Des sénateurs républicains avertissent qu'un programme clé de surveillance américain, l'article 702 de la loi sur la surveillance du renseignement étranger (FISA), pourrait être abandonné en raison des réactions négatives suscitées par le choix du président Donald Trump pour le renseignement. Le programme, qui permet une surveillance sans mandat de cibles étrangères, doit expirer le 31 décembre 2023, à moins que le Congrès ne le renouvelle.
Des sénateurs des deux partis ont exprimé leurs inquiétudes quant au fait que la bataille de confirmation autour du candidat de Trump au poste de directeur du renseignement national, John Ratcliffe, pourrait faire dérailler les efforts de renouvellement du programme. Ratcliffe, un ancien représentant du Texas, a été critiqué par les démocrates et certains républicains pour son manque d'expérience en matière de renseignement et ses déclarations controversées passées.
L'article 702 a été un outil essentiel pour les agences de renseignement américaines, mais il a également suscité un examen minutieux en raison des violations de la vie privée impliquant les communications d'Américains collectées accidentellement. Le programme a été renouvelé pour la dernière fois en 2018 pour six ans, et les législateurs débattent des réformes pour répondre aux préoccupations en matière de libertés civiles.

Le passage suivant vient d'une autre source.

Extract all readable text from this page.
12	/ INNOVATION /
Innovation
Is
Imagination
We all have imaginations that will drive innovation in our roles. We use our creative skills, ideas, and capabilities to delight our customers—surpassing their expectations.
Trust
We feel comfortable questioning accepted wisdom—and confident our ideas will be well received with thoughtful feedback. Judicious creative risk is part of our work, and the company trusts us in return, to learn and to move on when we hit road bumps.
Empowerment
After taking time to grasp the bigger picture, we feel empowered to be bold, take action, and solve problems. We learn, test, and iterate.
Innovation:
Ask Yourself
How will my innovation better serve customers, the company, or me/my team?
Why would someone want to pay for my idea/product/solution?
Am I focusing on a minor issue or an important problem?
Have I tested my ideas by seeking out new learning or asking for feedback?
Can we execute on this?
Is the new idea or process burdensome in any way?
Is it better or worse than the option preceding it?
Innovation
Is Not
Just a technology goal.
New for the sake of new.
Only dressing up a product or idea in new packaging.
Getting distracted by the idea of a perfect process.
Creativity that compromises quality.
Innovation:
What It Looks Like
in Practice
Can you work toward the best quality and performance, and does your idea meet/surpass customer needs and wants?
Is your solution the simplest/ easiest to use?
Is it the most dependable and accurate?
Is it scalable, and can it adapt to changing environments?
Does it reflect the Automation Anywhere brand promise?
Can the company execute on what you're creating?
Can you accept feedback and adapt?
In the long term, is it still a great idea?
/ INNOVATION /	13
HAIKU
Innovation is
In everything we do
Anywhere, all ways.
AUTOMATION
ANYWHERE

Le chef de la majorité au Sénat, Mitch McConnell, a exhorté ses collègues à donner la priorité au renouvellement, avertissant que laisser le programme expirer nuirait à la sécurité nationale. Cependant, certains républicains conservateurs se sont alignés sur les démocrates pour exiger des protections plus strictes de la vie privée avant de soutenir le renouvellement.
L'impasse survient alors que l'administration Trump pousse à étendre les pouvoirs de surveillance, tandis que les groupes de défense des libertés civiles et certains législateurs plaident pour une surveillance accrue. L'issue reste incertaine à l'approche de la date limite.